Changing appetites and growing wealth across Asia have led to an increased demand for Australia's high-quality beef, prompting farmers to try and cash in. In the past three years, Australian cattle prices have doubled to over A$6 per kg.
The biggest importers of Australian beef last year were Japan, the United States, South Korea and China, with Singapore in ninth place. Last year, China imported 94,000 tonnes of beef and veal, compared with just 8,000 tonnes in 2011.
According to the Cattle Council of Australia, which represents beef cattle producers, the past 18 months have been a boon for farmers as many drought-hit farms finally received rainfall. "These have been some of the best couple of years for prices in a long time," the council's president, Mr Howard Smith, told The Straits Times. "Because of the drought, we had to sell a lot of cattle, which led to lower prices. Now there are new markets across Asia. It has helped us no end."
The boom has led to a rush to buy up large ranches across the country.
Chinese investors have bought up hundreds of millions of dollars worth of property, with Australian mining magnates such as Ms Gina Rinehart and Mr Andrew Forrest increasingly looking at the cattle business.

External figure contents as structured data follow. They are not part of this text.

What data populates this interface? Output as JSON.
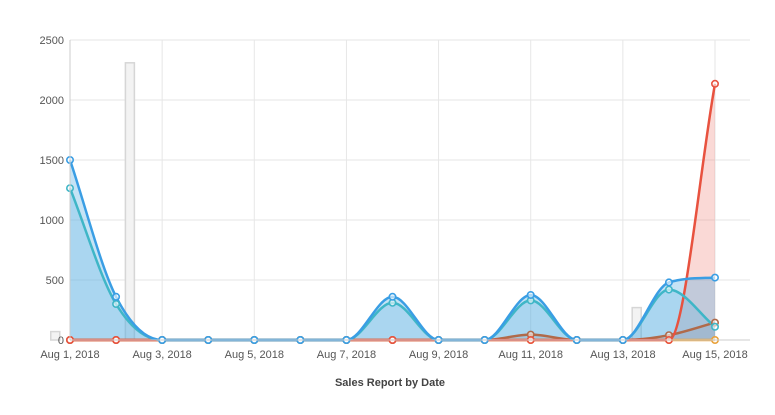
{
  "chart_data": {
    "type": "line",
    "title": "",
    "xlabel": "Sales Report by Date",
    "ylabel": "",
    "ylim": [
      0,
      2500
    ],
    "yticks": [
      0,
      500,
      1000,
      1500,
      2000,
      2500
    ],
    "grid": true,
    "legend": "none",
    "x": [
      "Aug 1, 2018",
      "Aug 2, 2018",
      "Aug 3, 2018",
      "Aug 4, 2018",
      "Aug 5, 2018",
      "Aug 6, 2018",
      "Aug 7, 2018",
      "Aug 8, 2018",
      "Aug 9, 2018",
      "Aug 10, 2018",
      "Aug 11, 2018",
      "Aug 12, 2018",
      "Aug 13, 2018",
      "Aug 14, 2018",
      "Aug 15, 2018"
    ],
    "xtick_labels": [
      "Aug 1, 2018",
      "Aug 3, 2018",
      "Aug 5, 2018",
      "Aug 7, 2018",
      "Aug 9, 2018",
      "Aug 11, 2018",
      "Aug 13, 2018",
      "Aug 15, 2018"
    ],
    "bars": {
      "color": "#d6d6d6",
      "fill": "#f3f3f3",
      "values": [
        70,
        2310,
        0,
        0,
        0,
        0,
        0,
        0,
        0,
        0,
        0,
        0,
        270,
        0,
        0
      ]
    },
    "series": [
      {
        "color": "#3a9ee4",
        "fill": "rgba(90,175,225,0.35)",
        "values": [
          1500,
          360,
          0,
          0,
          0,
          0,
          0,
          360,
          0,
          0,
          375,
          0,
          0,
          480,
          520
        ]
      },
      {
        "color": "#3fb6c7",
        "fill": "rgba(90,175,225,0.25)",
        "values": [
          1265,
          300,
          0,
          0,
          0,
          0,
          0,
          310,
          0,
          0,
          330,
          0,
          0,
          420,
          110
        ]
      },
      {
        "color": "#e8523f",
        "fill": "rgba(240,130,120,0.30)",
        "values": [
          0,
          0,
          0,
          0,
          0,
          0,
          0,
          0,
          0,
          0,
          0,
          0,
          0,
          0,
          2135
        ]
      },
      {
        "color": "#b06a4a",
        "fill": "rgba(190,140,120,0.25)",
        "values": [
          0,
          0,
          0,
          0,
          0,
          0,
          0,
          0,
          0,
          0,
          45,
          0,
          0,
          40,
          145
        ]
      },
      {
        "color": "#e9a23b",
        "fill": "rgba(240,180,90,0.20)",
        "values": [
          0,
          0,
          0,
          0,
          0,
          0,
          0,
          0,
          0,
          0,
          0,
          0,
          0,
          0,
          0
        ]
      }
    ]
  }
}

Ms Rinehart, labelled Australia's "cattle queen", is reportedly planning to eventually ship 800,000 head of cattle a year to southern China in a deal with China's New Hope Group that would roughly double Australia's total number of annual live cattle exports, a trade now worth A$2 billion a year.
The move comes after Ms Rinehart partnered Shanghai CRED Real Estate Stock last year to buy the S. Kidman & Co cattle empire. Its ranches cover 101,000 sq km with up to 185,000 cattle.
Her total landholding now includes about 300,000 cattle and she is reportedly planning to start mass live exports in 2019.
A spokesman for her company, Hancock Resources, told The West Australian newspaper early last month that the live export proposal was in early negotiations and would not start before 2019.
The plan has come under criticism, including from Mr Forrest, who said Australia should slaughter its cattle at home and then export the processed meat. The live export plan would be "the worst thing possible", he told The Australian. "I thought when people invested in the cattle industry, it would be for the purpose of creating jobs in Australia, not sending them, the cattle and the value-adding profits, offshore."
Analysts have also noted that Australia's beef sector may struggle to keep up with the growing demand.
Since 2013, national cattle stocks have dropped almost 10 per cent to 26.8 million this year, partly due to drought. But improved rainfall is now expected to increase the national herd to 28.2 million by 2019.
For Mr Hodgkinson, the rising prices and improved rainfall have helped him and fellow farmers grow their herds and invest in much-needed equipment. He said the prospects for his farm were "probably the best they have ever been". "It is the first time we are getting the money that we deserve for the work we are putting in," he said.